Sam, by all means clean and inspect the wheel bearings. A lot of used stuff we get from Down Under have shown severe wear such as grooved seal surfaces, worn bearing cups, etc. What's more, if in the wrecking yard this hub has been removed or its axle taken out, rain water may have entered and cause rust. You don't want a wheel bearing seize on you.

Dave
 
well, i picked up a clean looking hub off an Hj60 at the wreckers last week, it was sealed. Cost me $40. Last weekend i put it on, the bearings in my hub looked new, and the bearings in the hj60 hub looked new, so i kept the 60 bearings and just replaced the seals and cleaned and re-packed the bearings/hub cavity with grease. I put it all together again fine, but it seams that something else is bent around the brakes.

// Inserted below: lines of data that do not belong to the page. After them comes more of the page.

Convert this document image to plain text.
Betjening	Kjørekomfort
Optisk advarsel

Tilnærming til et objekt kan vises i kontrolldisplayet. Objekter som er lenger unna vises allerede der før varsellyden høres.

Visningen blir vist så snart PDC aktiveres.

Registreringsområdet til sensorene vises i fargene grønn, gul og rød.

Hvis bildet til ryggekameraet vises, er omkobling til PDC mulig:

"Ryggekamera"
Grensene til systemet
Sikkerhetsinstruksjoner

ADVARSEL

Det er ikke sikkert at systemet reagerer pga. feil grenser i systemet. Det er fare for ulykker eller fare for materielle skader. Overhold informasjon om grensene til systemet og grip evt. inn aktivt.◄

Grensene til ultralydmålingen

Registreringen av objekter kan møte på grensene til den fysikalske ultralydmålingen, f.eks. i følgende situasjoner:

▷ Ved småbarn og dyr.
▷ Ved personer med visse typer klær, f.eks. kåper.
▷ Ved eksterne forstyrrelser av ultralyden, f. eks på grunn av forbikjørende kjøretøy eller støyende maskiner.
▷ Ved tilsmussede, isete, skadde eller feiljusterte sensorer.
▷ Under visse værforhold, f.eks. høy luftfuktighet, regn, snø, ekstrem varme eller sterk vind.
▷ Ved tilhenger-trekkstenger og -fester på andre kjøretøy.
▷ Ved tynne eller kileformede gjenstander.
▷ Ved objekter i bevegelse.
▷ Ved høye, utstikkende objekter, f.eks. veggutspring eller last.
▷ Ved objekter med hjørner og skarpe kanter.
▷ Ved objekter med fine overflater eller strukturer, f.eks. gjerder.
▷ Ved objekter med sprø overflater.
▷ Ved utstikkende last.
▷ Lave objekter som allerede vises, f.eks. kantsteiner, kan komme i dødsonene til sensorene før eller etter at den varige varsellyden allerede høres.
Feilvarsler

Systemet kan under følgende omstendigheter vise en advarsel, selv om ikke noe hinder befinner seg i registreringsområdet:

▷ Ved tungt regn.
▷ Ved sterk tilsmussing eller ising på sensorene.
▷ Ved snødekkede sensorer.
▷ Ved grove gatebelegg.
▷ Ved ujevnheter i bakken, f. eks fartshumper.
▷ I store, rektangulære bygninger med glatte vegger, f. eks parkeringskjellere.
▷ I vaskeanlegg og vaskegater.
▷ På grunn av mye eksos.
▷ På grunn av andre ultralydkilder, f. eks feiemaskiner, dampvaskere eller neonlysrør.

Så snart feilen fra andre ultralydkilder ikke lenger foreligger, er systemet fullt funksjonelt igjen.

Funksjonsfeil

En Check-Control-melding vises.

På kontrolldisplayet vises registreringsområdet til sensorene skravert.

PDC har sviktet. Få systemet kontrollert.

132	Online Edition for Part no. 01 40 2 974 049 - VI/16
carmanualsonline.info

I had to loosen off the back brake a lot to get it to spin at all, and there is still a high spot somewhere where the brake drum is contacting, but in one revolution of the wheel, it only contacts in one spot? And the drum seems stuck on now. I cant get it off to see what the problem is. :(

Other than that problem, the 60 hub fits fine, but does have longer wheel studs than mine, and the koyo bearings are fine, so i get to drive it again instead of the bloody landrover.

Sam
thanks for everyones help, its much appreciated.
 
Are the wheel studs seated all the way into the hub? Check that your bearing races are seated all the way in the hub, you have to clean the grease out of the hub completely to see this. Is one or two of them bent? Have the drum turned (machined) too, it may be out of round.

BTW why did you have to replace the original hub?

Dave
 
The studs are seated correctly, i cleaned the hub before i put it on, and they were all seated flush against the hub, i pulled most of the old grease out with my fingers, and had a good feel around the races, and they seemed to be seated, but i did not actually remove or replace them from where they were when they came out of the 60.

Nothing i can see is bent?, the wheel spins fine when i back the brakes off, so a machining is in order then, or i'll just buy a second hand drum if its too out of round.

I had to replace my hub because the holes for the wheel studs were destroyed and let the studs move at angles of 15-20degrees when fully inserted, and i figured no amount of welding was going to get that back to newish condition, especially when a replacement in excellent condition is only $23 US

Sam
 
Nothing i can see is bent?, the wheel spins fine when i back the brakes off, so a machining is in order then, or i'll just buy a second hand drum if its too out of round.  

If machining the drum doesn't take care of the problem, spin the hub on the spindle without the drum to see if it wobbles. If you use a dial indicator that would be even better. If there is no wobble, your axle spindle may be bent.

What made the hole for one of the wheel studs oval? If the vehicle has been jumped it may also have bent the rear axle or spindle.




a replacement in excellent condition is only $23 US


$23 :eek: A replacement FF hub costs US$150 here. Good thing you're down under! For US$150 you can probably buy the whole rear axle complete with a differential, right?

Dave
 
not just one of the stud holes was out of round, they all were, i couldn't tighten any of the wheel nuts. It was caused by me being an idiot, and not re-tightening the wheel nuts after i had taken the wheel off to fix a puncture. Being new to alloy wheels i did not realise that you needed to keep re-tightening the nuts. I did manage to get about 2000k from the wheel change to when the nuts came loose though.

as for the parts prices. cant say what the wreckers would want for an axle/ diff assy, but the trading post regularly has 40/45 series front and rear hub to hub for $150 and sometimes 75series for $150 in diff. all aus dollars.